Both stocks and commodities spent the entire session trading with considerable weakness as a broad-based selling effort took hold following a steep sell-off in China's Shanghai Composite Index. What's more, participants showed conviction by driving up trading volume. The Shanghai Composite dropped 6.7% on Monday to hit a three-month closing low and log its second worst monthly performance in 15 years amid valuation concerns and fears that tighter lending in China will impede the flow of investment funds. Investors and traders responded to the selling effort by sending many of the major global averages lower. In turn, the Dow Jones World Index lost 0.8%.
The major US indices managed to trim some of their losses into the close, though. The late lift came as consumer staples stocks garnered enough support to finish with a 0.3% gain, the only one seen among the major sectors in the S&P 500. Health care stocks finished just 0.2% lower and financials limited their loss to 0.4% after being down nearly 2% in the early going. The financial sector's rebound came amid buying in diversified bank stocks (+0.8%), even though Reuters reported that a highly regarded analyst expects U.S. bank earnings to remain dismal this year. However, the report indicated that regional banks (-0.8%) would be the ones to continue booking losses into 2010.
ISM manufacturing data for August, construction spending data for July, and pending home sales data for July are likely to provide participants with direction. This week, vehicle sales data are also expected to be released tomorrow, although Ford (F 7.60 -0.13) already stated that its U.S. auto sales for August were up year-over-year earlier. The specific number of sales has yet to be released, but many believe that the results were driven by the one-time incentives of the Cash for Clunkers program.
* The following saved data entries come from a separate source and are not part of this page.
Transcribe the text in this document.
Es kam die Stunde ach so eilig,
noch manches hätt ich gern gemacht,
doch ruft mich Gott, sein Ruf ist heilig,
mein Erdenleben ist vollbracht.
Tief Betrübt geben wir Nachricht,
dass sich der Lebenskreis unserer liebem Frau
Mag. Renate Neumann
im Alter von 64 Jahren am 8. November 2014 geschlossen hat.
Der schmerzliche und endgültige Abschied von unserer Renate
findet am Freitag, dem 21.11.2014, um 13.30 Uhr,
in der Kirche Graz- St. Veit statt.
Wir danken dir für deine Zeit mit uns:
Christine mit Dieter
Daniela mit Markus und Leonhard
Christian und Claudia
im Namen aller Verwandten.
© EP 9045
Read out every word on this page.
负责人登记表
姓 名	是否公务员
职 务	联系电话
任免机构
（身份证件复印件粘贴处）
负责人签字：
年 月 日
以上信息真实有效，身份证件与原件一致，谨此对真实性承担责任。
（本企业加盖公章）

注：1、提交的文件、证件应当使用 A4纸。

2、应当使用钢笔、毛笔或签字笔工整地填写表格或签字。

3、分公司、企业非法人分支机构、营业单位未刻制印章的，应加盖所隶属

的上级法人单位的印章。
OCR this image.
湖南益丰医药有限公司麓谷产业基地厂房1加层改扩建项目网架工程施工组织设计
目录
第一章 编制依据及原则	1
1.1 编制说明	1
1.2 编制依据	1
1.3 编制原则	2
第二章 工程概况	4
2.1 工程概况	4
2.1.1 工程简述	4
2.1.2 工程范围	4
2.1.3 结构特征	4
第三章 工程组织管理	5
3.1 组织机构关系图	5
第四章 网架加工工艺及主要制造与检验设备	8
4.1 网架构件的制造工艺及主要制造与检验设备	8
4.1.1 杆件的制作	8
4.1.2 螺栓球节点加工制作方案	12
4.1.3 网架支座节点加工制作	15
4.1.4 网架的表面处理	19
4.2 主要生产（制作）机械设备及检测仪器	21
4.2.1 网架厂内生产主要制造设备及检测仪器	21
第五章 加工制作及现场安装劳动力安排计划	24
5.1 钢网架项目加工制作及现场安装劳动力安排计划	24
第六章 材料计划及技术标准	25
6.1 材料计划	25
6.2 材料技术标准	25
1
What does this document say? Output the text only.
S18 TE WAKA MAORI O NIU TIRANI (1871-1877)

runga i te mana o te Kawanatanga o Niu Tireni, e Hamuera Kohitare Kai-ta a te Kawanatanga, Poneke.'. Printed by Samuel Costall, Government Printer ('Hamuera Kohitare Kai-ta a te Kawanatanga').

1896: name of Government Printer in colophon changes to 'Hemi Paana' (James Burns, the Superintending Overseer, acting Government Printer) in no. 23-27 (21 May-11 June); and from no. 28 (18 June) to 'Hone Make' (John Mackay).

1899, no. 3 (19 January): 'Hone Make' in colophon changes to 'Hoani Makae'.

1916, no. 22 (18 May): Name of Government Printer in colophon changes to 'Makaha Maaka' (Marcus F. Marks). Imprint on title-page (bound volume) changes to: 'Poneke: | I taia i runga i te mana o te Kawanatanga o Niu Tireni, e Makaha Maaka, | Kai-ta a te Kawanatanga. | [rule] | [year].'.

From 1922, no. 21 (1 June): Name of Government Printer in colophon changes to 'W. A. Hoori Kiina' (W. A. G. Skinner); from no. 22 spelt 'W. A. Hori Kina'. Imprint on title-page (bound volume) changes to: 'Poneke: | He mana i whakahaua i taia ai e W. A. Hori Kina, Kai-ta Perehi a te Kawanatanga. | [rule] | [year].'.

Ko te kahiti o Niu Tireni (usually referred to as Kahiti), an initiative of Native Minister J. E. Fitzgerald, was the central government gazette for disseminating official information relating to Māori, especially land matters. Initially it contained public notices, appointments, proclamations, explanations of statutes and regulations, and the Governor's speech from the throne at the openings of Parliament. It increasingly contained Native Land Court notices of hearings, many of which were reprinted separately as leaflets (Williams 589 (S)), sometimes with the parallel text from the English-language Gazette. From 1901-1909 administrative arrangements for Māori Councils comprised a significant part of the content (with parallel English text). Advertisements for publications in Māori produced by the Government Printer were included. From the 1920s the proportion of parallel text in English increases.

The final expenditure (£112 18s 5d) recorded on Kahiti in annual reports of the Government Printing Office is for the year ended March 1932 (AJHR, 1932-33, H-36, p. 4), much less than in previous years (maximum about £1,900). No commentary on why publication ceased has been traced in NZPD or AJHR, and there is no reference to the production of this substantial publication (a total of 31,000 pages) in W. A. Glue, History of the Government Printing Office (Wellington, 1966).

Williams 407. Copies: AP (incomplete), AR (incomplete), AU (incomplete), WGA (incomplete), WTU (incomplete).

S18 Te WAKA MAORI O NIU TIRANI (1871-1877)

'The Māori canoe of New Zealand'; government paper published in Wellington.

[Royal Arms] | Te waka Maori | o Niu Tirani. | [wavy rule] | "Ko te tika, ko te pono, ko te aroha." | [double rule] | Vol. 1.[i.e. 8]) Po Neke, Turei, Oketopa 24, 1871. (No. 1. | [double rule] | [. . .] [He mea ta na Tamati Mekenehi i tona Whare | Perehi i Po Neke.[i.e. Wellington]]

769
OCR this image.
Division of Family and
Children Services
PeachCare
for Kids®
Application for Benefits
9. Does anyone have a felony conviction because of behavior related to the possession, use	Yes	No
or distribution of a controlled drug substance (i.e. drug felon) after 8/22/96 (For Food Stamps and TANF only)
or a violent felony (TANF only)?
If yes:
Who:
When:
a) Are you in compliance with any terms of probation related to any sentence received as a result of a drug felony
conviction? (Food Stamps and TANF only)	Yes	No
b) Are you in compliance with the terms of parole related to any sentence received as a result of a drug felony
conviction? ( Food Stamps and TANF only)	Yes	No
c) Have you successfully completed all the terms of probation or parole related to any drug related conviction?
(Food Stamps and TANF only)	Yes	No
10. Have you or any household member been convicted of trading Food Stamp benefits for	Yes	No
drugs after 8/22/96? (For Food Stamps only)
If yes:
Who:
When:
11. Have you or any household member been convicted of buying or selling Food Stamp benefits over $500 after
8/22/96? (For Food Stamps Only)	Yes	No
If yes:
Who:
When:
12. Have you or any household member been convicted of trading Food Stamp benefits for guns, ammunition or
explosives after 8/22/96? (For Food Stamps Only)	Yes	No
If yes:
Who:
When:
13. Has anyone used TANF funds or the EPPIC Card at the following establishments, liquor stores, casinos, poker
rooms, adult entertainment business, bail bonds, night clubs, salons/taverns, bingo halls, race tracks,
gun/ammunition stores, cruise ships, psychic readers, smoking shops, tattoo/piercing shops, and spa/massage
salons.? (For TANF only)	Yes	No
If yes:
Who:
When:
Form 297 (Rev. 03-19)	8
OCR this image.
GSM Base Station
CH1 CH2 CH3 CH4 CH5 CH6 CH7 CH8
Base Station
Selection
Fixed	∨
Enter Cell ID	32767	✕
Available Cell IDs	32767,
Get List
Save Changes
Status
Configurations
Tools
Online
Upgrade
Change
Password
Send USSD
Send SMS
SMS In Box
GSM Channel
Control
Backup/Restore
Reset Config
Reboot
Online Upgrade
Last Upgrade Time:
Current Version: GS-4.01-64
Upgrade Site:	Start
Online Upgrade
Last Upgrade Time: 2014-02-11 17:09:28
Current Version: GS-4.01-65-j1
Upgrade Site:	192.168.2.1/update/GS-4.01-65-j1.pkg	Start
Trading volume climbed above its 50-day moving average by coming in near 1.4 billion shares on the NYSE. That's the first non options-expiration session in which trading volume surpassed the moving average mark since early August. Dow -0.5%, Nasdaq -1.0%, S&P 500 -0.8%, Nasdaq 100 -1.1%, S&P 400 -1.3%, Russell 2000 -1.3%. This is the first hint of heavier distribution in the market . Volume will pick up substantially after Labor day when many traders will return from vacation and help define the tone for the market . September and October historically have always been feared as a seasonally difficult time for the markets and we will have to see if this plays out again.